No quarto, Amber contava baixinho, apenas para preencher o espaço, histórias idiotas de quando as duas tinham oito anos e resolveram “acampar” na sala e quase botaram fogo no tapete com uma vela. Lua ouvia, meio sorrindo, meio ainda em lugar nenhum.
— Eu fiquei com medo — confessou, de repente, a voz engolindo coragem. — Não pelo que eu vi comigo, mas por vocês. Não quero ser o motivo…
— Ei — Tailon interrompeu, e era raro ele interromper. — O motivo de qualquer coisa aqui é quem escolhe fazer mal, não você. — Ele deu de ombros, grande e desengonçado. — Eu não sou bom com palavras, mas… você não é uma arma para o inimigo pegar, não é uma coisa é uma pessoa, uma loba ninguém pode vir, achar que é seu dono e te “roubar”, não vamos deixar.
Amber bateu no ombro dele, orgulhosa.
— Hã, fez curso de oratória nesse verão, foi?
— Cala a boca — ele respondeu, corando até a orelha.
Lua riu de verdade, pela primeira vez desde que acordara, o riso saiu curto, quebrado, mas ainda era um sorriso.
— Obrigada, vocês dois.
— Sempre vamos estar aqui — disseram, quase juntos.
A porta abriu de novo e Lyra entrou, River vindo atrás, pareciam mais calmos e Lua notou os olhares firmes e seguros, não sabia o que tinham conversado, mas sabia que eles tinham planos.
— Vamos ficar um pouco mais com você e depois vamos organizar as coisas — Lyra avisou, sentando-se ao lado da filha, os dedos procurando os dela. — Mas antes, a gente precisa combinar algumas coisas.
— Combinar o que, mãe? — Lua perguntou, se ajeitando na cama e vendo os outros dois ficarem sérios.
— Que você não põe o pé sozinha no jardim por uns dias — River disse, sem pedir desculpas pela regra ou pelo tom duro. — Vai ter sempre alguém com você. Eu preferia colocar Solomon de guarda na sua sombra, mas ele precisa ajudar lá fora. Então você fica com a Amber, Tailon e com duas lobas que eu confio de olhos fechados. — Olhou para a filha, deixando claro que aquilo não era debate e que não tinha espaço para discussão. — Se eu te pedir para ir para o abrigo na vila das bruxas por uma noite ou outra, você vai, se eu disser “corre”, você corre. Você pode me odiar nas próximas vinte luas; eu aceito, mas eu não aceito você ferida.
Lua abriu a boca, preparada para a velha teimosia vir a tona, a mesma que herdara dele, inclusive, mas a visão veio como uma maré fria e apagou a chama.

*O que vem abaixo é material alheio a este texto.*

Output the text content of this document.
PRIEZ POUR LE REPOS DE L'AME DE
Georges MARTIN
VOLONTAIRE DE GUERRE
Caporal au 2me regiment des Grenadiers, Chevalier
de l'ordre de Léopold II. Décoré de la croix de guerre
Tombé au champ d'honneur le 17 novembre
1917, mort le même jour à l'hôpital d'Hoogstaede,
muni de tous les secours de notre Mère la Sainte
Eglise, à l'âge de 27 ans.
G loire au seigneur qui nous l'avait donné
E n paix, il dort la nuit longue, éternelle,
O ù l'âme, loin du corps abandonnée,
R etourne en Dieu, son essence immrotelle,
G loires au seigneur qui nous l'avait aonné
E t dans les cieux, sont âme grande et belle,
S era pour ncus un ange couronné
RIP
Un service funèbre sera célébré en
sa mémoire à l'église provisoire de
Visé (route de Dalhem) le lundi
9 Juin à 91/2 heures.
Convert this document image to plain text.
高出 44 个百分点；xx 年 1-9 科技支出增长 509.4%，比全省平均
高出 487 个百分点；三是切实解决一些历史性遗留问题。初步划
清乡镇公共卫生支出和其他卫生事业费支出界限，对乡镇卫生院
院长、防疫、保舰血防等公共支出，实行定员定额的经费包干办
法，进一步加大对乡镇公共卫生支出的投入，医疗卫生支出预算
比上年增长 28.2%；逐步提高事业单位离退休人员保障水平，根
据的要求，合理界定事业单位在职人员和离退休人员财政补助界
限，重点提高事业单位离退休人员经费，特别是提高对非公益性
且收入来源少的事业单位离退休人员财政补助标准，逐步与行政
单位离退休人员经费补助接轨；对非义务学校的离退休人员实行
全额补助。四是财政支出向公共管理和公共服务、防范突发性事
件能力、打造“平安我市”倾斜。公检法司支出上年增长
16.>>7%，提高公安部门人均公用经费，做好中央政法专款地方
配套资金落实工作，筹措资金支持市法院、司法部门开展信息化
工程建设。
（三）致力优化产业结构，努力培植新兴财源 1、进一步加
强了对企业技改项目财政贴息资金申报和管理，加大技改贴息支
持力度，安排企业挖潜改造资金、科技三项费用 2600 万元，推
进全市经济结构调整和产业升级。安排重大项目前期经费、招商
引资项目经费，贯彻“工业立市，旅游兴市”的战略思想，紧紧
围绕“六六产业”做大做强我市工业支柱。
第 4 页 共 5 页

Ela assentiu.
— Tá bom, combinado. — Desviou um pouco o olhar. — Mas… eu não quero me esconder sempre. — Levantou os olhos roxos para o pai. — Não posso viver presa, você sempre disse que lutou pra eu ser livre, lembra? — repetiu, com um meio sorriso a Tailon.
River piscou, surpreso, e um orgulho calmo apareceu no rosto duro.
— Claro que lembro.
— Eu também não.
Ele saiu, Lyra ficou um pouco mais, ajeitou o travesseiro da filha, deixou um beijo demorado no cabelo dela.
— Vamos dar um jeito — repetiu, com a calma de quem acende vela no meio do temporal.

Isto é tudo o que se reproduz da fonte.